Moloch (1999), Taurus (2001), Il Sole (2005), Faust (2011). Quando Aleksandr Sokurov fa riferimento alla sua tetralogia, anche solo alludendovi fuggevolmente, in un istante comprendiamo che non possono esservi dubbi: si tratta di un unico organismo estetico. Complesso, ma unitario. Un corpus coerente, inscindibile nelle sue singole parti. La follia di Hitler, la malattia di Lenin, la de-divinizzazione di Hirohito: tutte fluiscono l’una nell’altra, convergendo, coadiuvate dalla putrescenza di Faust. Un’epopea della deformazione e del collasso – fisico e ideologico a un tempo – che, paradossalmente, fa corpo.

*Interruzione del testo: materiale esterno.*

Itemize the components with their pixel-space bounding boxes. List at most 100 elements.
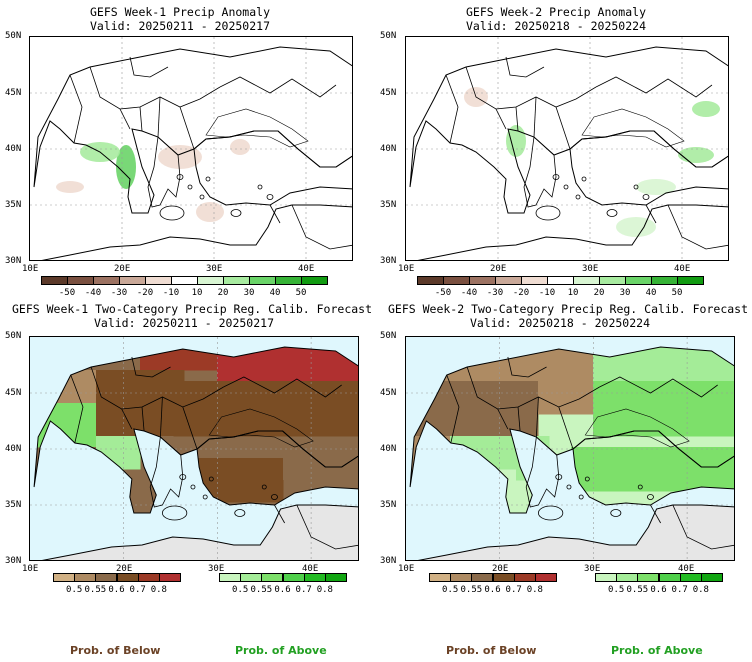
probability-cell (637, 414, 649, 426)
anomaly-patch (116, 145, 136, 189)
anomaly-patch (692, 101, 720, 117)
probability-cell (604, 480, 616, 492)
country-border (89, 66, 221, 110)
country-border (274, 504, 285, 524)
probability-cell (162, 403, 174, 415)
probability-cell (725, 469, 734, 481)
probability-cell (483, 370, 495, 382)
probability-cell (626, 458, 638, 470)
probability-cell (725, 425, 734, 437)
island (584, 476, 590, 482)
probability-cell (593, 392, 605, 404)
probability-cell (338, 458, 350, 470)
colorbar-label: -10 (538, 288, 556, 298)
probability-cell (703, 370, 715, 382)
probability-cell (703, 447, 715, 459)
probability-cell (461, 370, 473, 382)
colorbar-swatch (303, 573, 326, 582)
no-data-region (420, 505, 734, 560)
probability-cell (670, 480, 682, 492)
probability-cell (659, 359, 671, 371)
probability-cell (261, 348, 273, 360)
probability-cell (129, 414, 141, 426)
probability-cell (527, 370, 539, 382)
probability-cell (538, 436, 550, 448)
probability-cell (659, 348, 671, 360)
probability-cell (560, 348, 572, 360)
probability-cell (349, 392, 358, 404)
probability-cell (593, 425, 605, 437)
prob-above-colorbar: 0.5 0.55 0.6 0.7 0.8 (595, 573, 723, 595)
anomaly-patch (506, 125, 526, 157)
probability-cell (571, 403, 583, 415)
probability-cell (283, 392, 295, 404)
map-layer (406, 337, 734, 560)
probability-cell (593, 414, 605, 426)
probability-cell (250, 403, 262, 415)
probability-cell (250, 348, 262, 360)
probability-cell (714, 414, 726, 426)
country-border (70, 374, 84, 444)
probability-cell (129, 392, 141, 404)
colorbar-label: -30 (110, 288, 128, 298)
probability-cell (151, 392, 163, 404)
colorbar-swatch (651, 276, 678, 285)
probability-cell (327, 414, 339, 426)
probability-cell (294, 447, 306, 459)
probability-cell (349, 447, 358, 459)
probability-cell (670, 458, 682, 470)
probability-cell (283, 458, 295, 470)
probability-cell (162, 392, 174, 404)
country-border (179, 106, 195, 150)
probability-cell (129, 359, 141, 371)
probability-cell (305, 458, 317, 470)
coastline (572, 430, 734, 506)
island (563, 184, 569, 190)
probability-cell (527, 359, 539, 371)
colorbar-label: 0.5 (442, 585, 459, 595)
probability-cell (472, 381, 484, 393)
country-border (507, 356, 547, 378)
probability-cell (107, 359, 119, 371)
island (552, 174, 560, 180)
probability-cell (725, 480, 734, 492)
probability-cell (305, 447, 317, 459)
lat-label: 35N (380, 200, 397, 210)
probability-cell (637, 458, 649, 470)
probability-cell (272, 381, 284, 393)
probability-cell (349, 381, 358, 393)
probability-cell (195, 381, 207, 393)
colorbar-swatch (625, 276, 652, 285)
probability-cell (549, 370, 561, 382)
probability-cell (349, 458, 358, 470)
island (261, 484, 267, 490)
probability-cell (725, 392, 734, 404)
probability-cell (272, 480, 284, 492)
colorbar-label: 0.5 (66, 585, 83, 595)
probability-cell (118, 425, 130, 437)
probability-cell (250, 392, 262, 404)
probability-cell (604, 370, 616, 382)
prob-below-label: Prob. of Below (446, 644, 537, 657)
colorbar-label: -40 (84, 288, 102, 298)
prob-below-label: Prob. of Below (70, 644, 161, 657)
probability-cell (615, 447, 627, 459)
probability-cell (483, 425, 495, 437)
probability-cell (593, 403, 605, 415)
island (642, 194, 650, 200)
probability-cell (725, 447, 734, 459)
probability-cell (316, 469, 328, 481)
probability-cell (316, 381, 328, 393)
colorbar-label: 0.55 (626, 585, 649, 595)
anomaly-patch (56, 181, 84, 193)
island (179, 474, 187, 480)
probability-cell (283, 370, 295, 382)
colorbar-swatch (249, 276, 276, 285)
probability-cell (272, 414, 284, 426)
probability-cell (338, 359, 350, 371)
probability-cell (85, 370, 97, 382)
probability-cell (140, 392, 152, 404)
probability-cell (703, 469, 715, 481)
probability-cell (428, 403, 440, 415)
probability-cell (681, 392, 693, 404)
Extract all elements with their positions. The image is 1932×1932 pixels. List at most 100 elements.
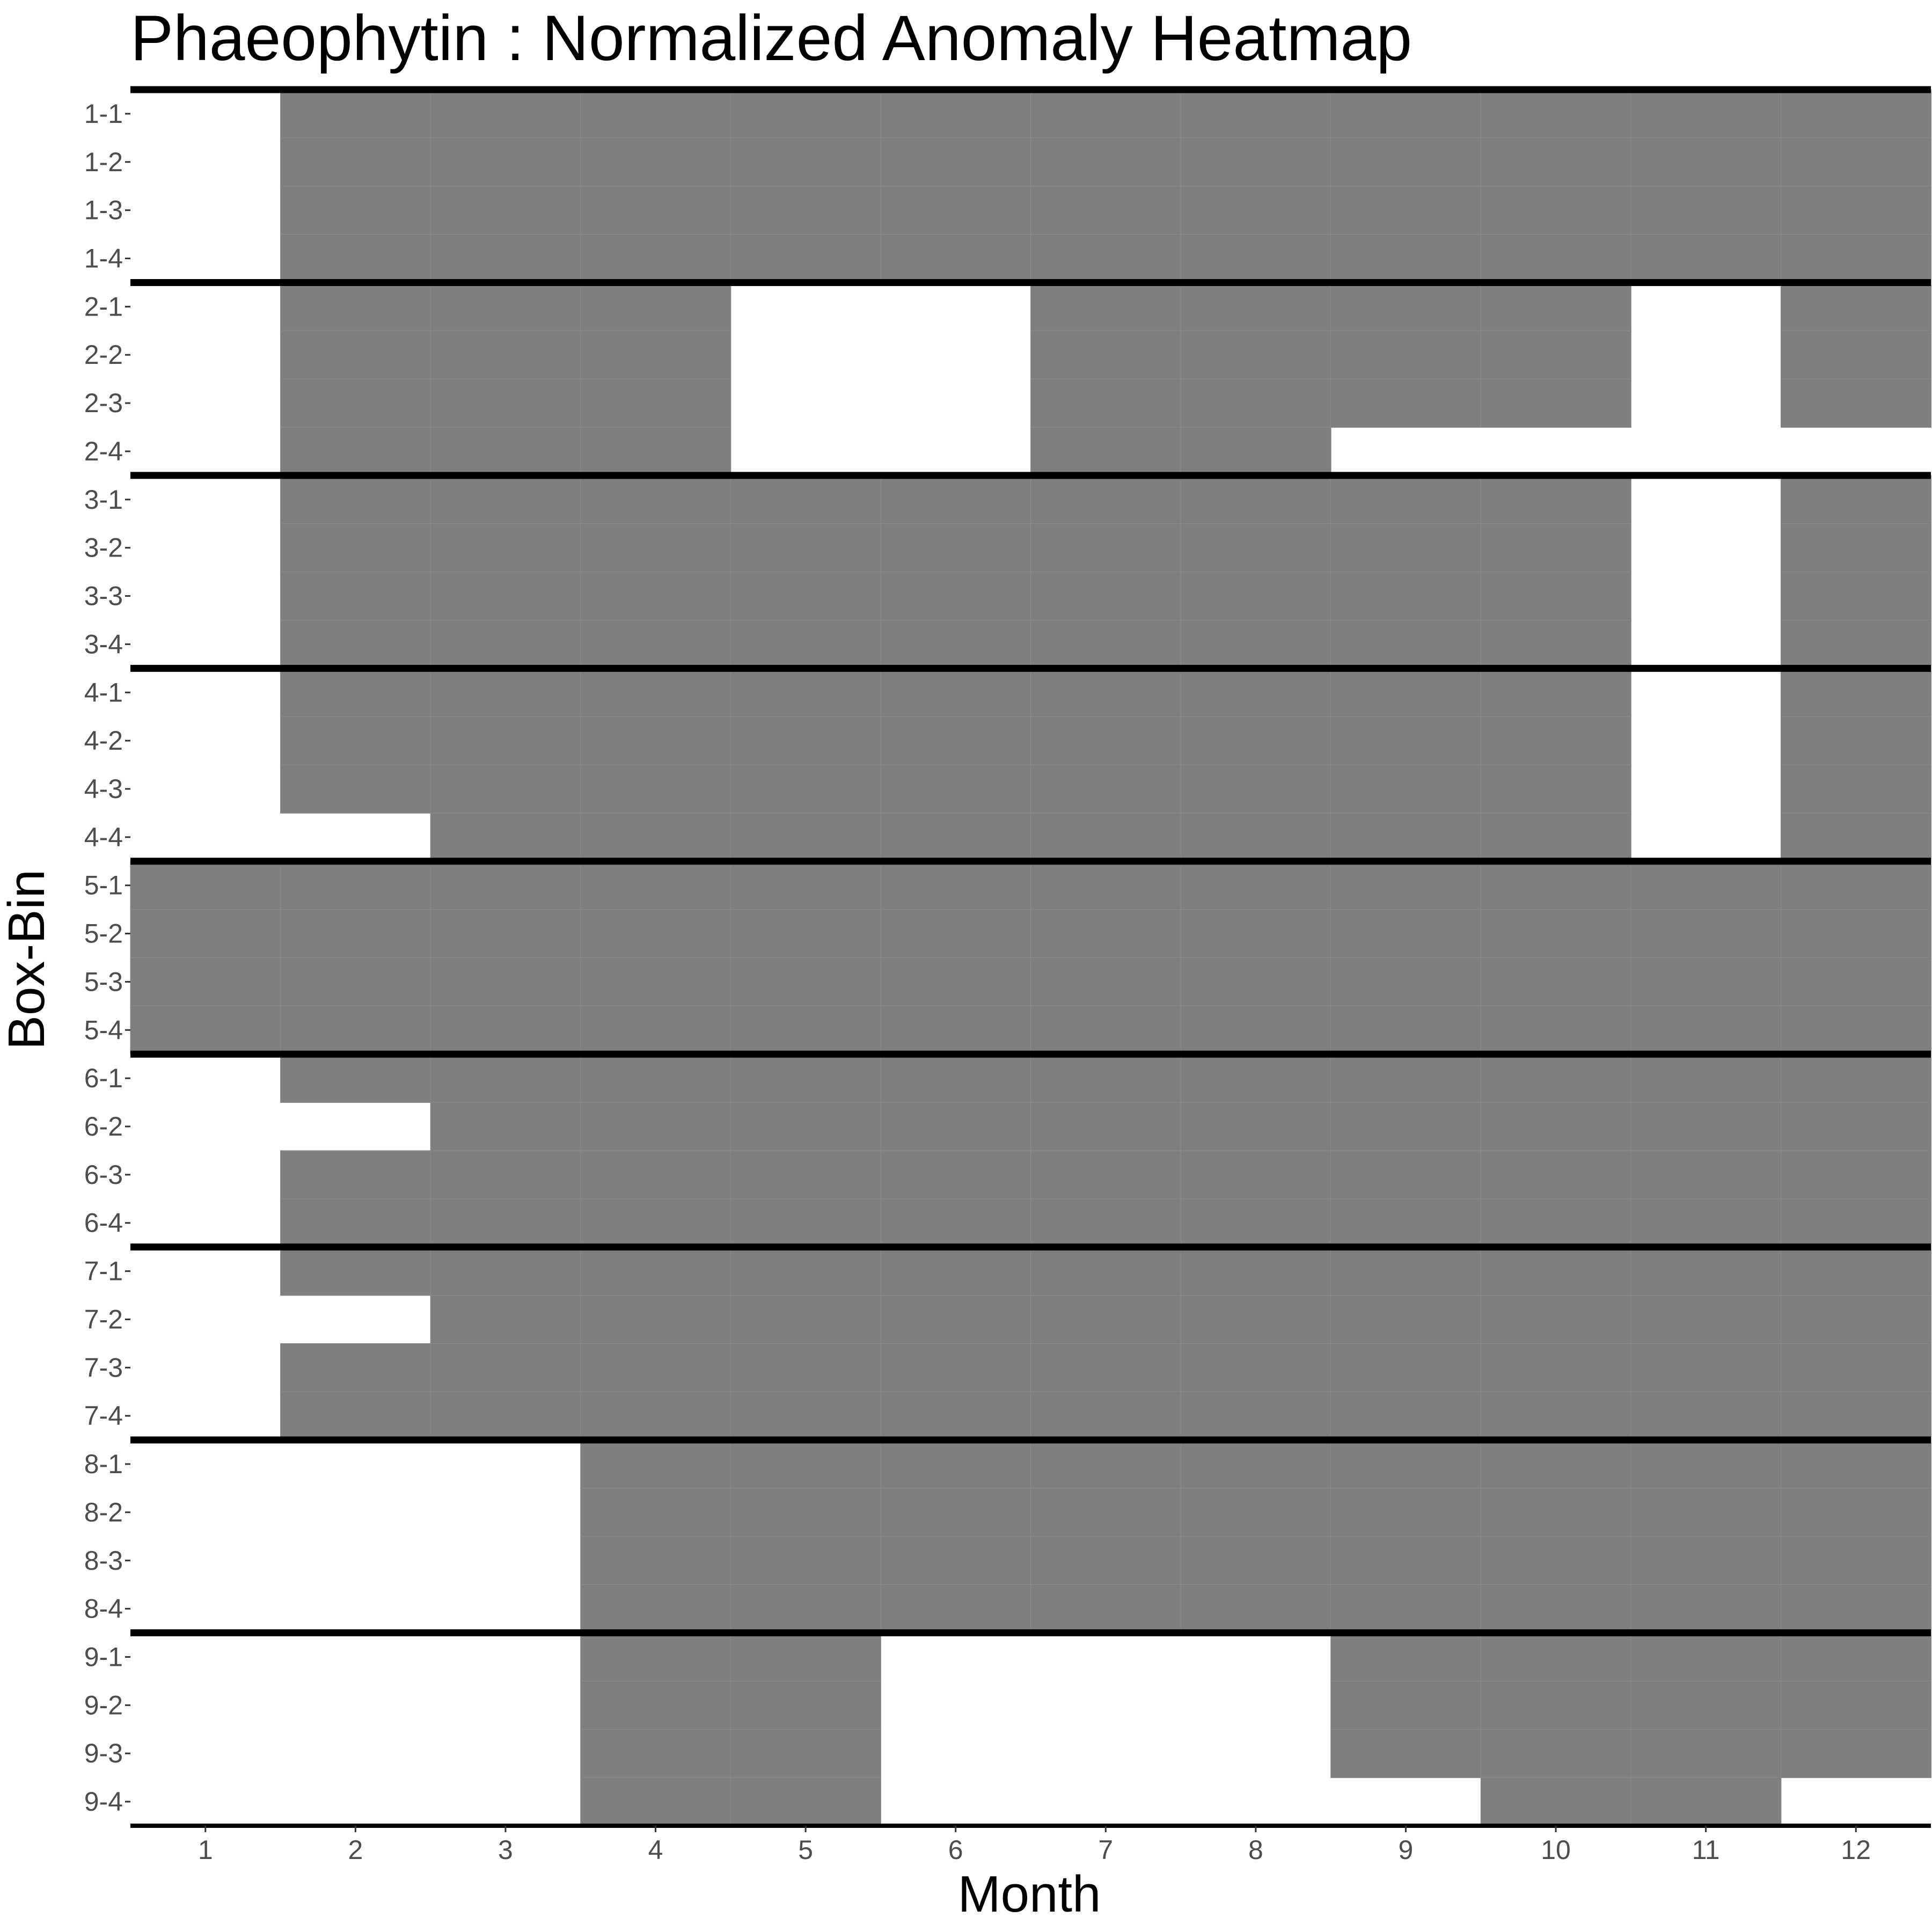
heatmap-cell [1480,813,1631,862]
heatmap-cell [580,1102,731,1151]
heatmap-cell [580,572,731,621]
heatmap-cell [1480,378,1631,428]
heatmap-cell [580,1391,731,1441]
heatmap-cell [280,186,431,235]
heatmap-cell [880,234,1031,283]
heatmap-cell [880,137,1031,187]
heatmap-cell [730,89,881,138]
heatmap-cell [1480,861,1631,910]
y-tick-label: 4-3 [84,774,123,804]
heatmap-cell [580,186,731,235]
heatmap-cell [1330,1488,1482,1537]
heatmap-cell [430,572,581,621]
heatmap-cell [1630,1343,1782,1393]
heatmap-cell [430,89,581,138]
heatmap-cell [1330,1729,1482,1779]
heatmap-cell [1630,1584,1782,1634]
heatmap-cell [880,668,1031,718]
heatmap-cell [1780,1584,1932,1634]
heatmap-cell [280,427,431,476]
heatmap-cell [1030,1536,1182,1585]
heatmap-cell [880,909,1031,958]
heatmap-cell [1180,427,1331,476]
y-axis-ticks: 1-1 1-2 1-3 1-4 2-1 2-2 2-3 2-4 3-1 3-2 3-3 3-4 4-1 4… [84,99,130,1817]
heatmap-cell [1030,282,1182,332]
heatmap-cell [1780,861,1932,910]
x-tick-label: 12 [1841,1835,1871,1865]
y-tick-label: 5-1 [84,870,123,901]
heatmap-cell [1630,186,1782,235]
heatmap-cell [1180,475,1331,524]
heatmap-cell [1330,813,1482,862]
heatmap-cell [1480,909,1631,958]
heatmap-cell [1180,1439,1331,1489]
heatmap-cell [1330,1680,1482,1730]
heatmap-cell [1480,1584,1631,1634]
heatmap-cell [430,378,581,428]
heatmap-cell [730,1729,881,1779]
heatmap-cell [1780,716,1932,766]
heatmap-cell [1030,1102,1182,1151]
heatmap-cell [1480,764,1631,814]
heatmap-cell [1180,1005,1331,1055]
heatmap-cell [1330,1247,1482,1296]
heatmap-cell [1030,1488,1182,1537]
y-tick-label: 7-2 [84,1304,123,1334]
heatmap-cell [1180,813,1331,862]
heatmap-cell [430,716,581,766]
heatmap-cell [1480,1295,1631,1344]
heatmap-cell [580,861,731,910]
heatmap-cell [730,1488,881,1537]
heatmap-cell [1330,330,1482,380]
heatmap-cell [880,1150,1031,1199]
heatmap-cell [580,1584,731,1634]
y-tick-label: 1-1 [84,99,123,129]
heatmap-cell [1180,716,1331,766]
heatmap-cell [1480,572,1631,621]
heatmap-cell [1330,378,1482,428]
heatmap-cell [280,234,431,283]
y-tick-label: 1-4 [84,244,123,274]
heatmap-cell [130,909,281,958]
y-tick-label: 7-3 [84,1352,123,1382]
heatmap-cell [1480,1439,1631,1489]
x-tick-label: 9 [1399,1835,1414,1865]
heatmap-cell [880,1295,1031,1344]
x-tick-label: 8 [1248,1835,1263,1865]
heatmap-cell [1480,1536,1631,1585]
heatmap-cell [1780,282,1932,332]
heatmap-cell [430,1247,581,1296]
heatmap-cell [1480,716,1631,766]
heatmap-cell [730,1198,881,1248]
heatmap-cell [1180,764,1331,814]
heatmap-cell [430,1053,581,1103]
heatmap-cell [280,1391,431,1441]
heatmap-cell [1330,909,1482,958]
x-tick-label: 1 [198,1835,213,1865]
heatmap-cell [1030,861,1182,910]
y-tick-label: 4-1 [84,677,123,707]
heatmap-cell [280,668,431,718]
heatmap-cell [1330,1391,1482,1441]
x-tick-label: 6 [948,1835,963,1865]
heatmap-cell [1180,89,1331,138]
heatmap-cell [1480,1391,1631,1441]
heatmap-cell [1330,716,1482,766]
y-tick-label: 4-4 [84,822,123,852]
y-tick-label: 6-3 [84,1160,123,1190]
heatmap-cell [430,1005,581,1055]
heatmap-cell [1780,475,1932,524]
heatmap-cell [1330,1584,1482,1634]
heatmap-cell [1480,1005,1631,1055]
heatmap-cell [580,1488,731,1537]
heatmap-cell [880,1488,1031,1537]
y-tick-label: 9-1 [84,1642,123,1672]
heatmap-cell [1630,1391,1782,1441]
heatmap-cell [580,668,731,718]
heatmap-cell [880,861,1031,910]
heatmap-cell [1180,572,1331,621]
y-tick-label: 5-3 [84,967,123,997]
heatmap-cell [130,861,281,910]
heatmap-cell [1480,957,1631,1007]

Rimaneggiare Moloch – restaurarlo, rimontarlo, rinnovarne completamente il fonogramma – equivale a ritemprare non il singolo testo bensì il colosso tetralogico in cui si inscrive, insufflando nella sua carne rinnovate energie. Restaurare equivale a rianimare. In conferenza stampa Sokurov asserisce con lapidaria freddezza che il periodo di vita di un’opera cinematografica non va oltre i «sei, sette anni». Pessimismo incondivisibile per un’opera quale Moloch, che scansa autonomamente le corruttele del tempo, collocandosi – come l’Eva Braun di Elena Rufanova – in una regione a-storica. Fuori dal tempo e dalla guerra, nella claustrofilia opalescente di una roccaforte che galleggia su un mare di nebbia mutuato dalla Xanadu di Citizen Kane. È l’atemporalità del capolavoro che il restauro conferma anziché smentire, rivelando l’(in)attualità di un’opera che travalica i confini del Novecento ed evita una cronachistica estetizzazione delle sue figure cardine. Per Sokurov infatti, «il nazismo è sempre vivo» e, per questo, diventa necessario perforare la maschera e martoriare la fisicità dei leader dei nuovi fanatismi che affiorano. Moloch umanizza – e, a tratti, animalizza – Hitler, ne svela l’assoluta fragilità, carpendo la transizione dalla volubilità intellettuale alla pura follia. Leonid Mozgovoy genera con la sua voce uno (s)concerto incoerente in cui striscianti sussurri e grida tonanti si alternano mentre il grigiore sfumato della fotografia di Fyodorov e Rodionov divora quel poco che resta di un corpo ormai esangue. Attraverso Hitler agonizza l’incubo nazista.
È proprio il carattere oltremondano e astorico dell’opera di Sokurov a preservarne inviolate la portata politica e la potenza anarchica. Per questo l’inclusione nella tetralogia di Faust risulta totalmente coerente e anzi funzionale a spingere il corpus filmico fuori da coordinate temporali certe.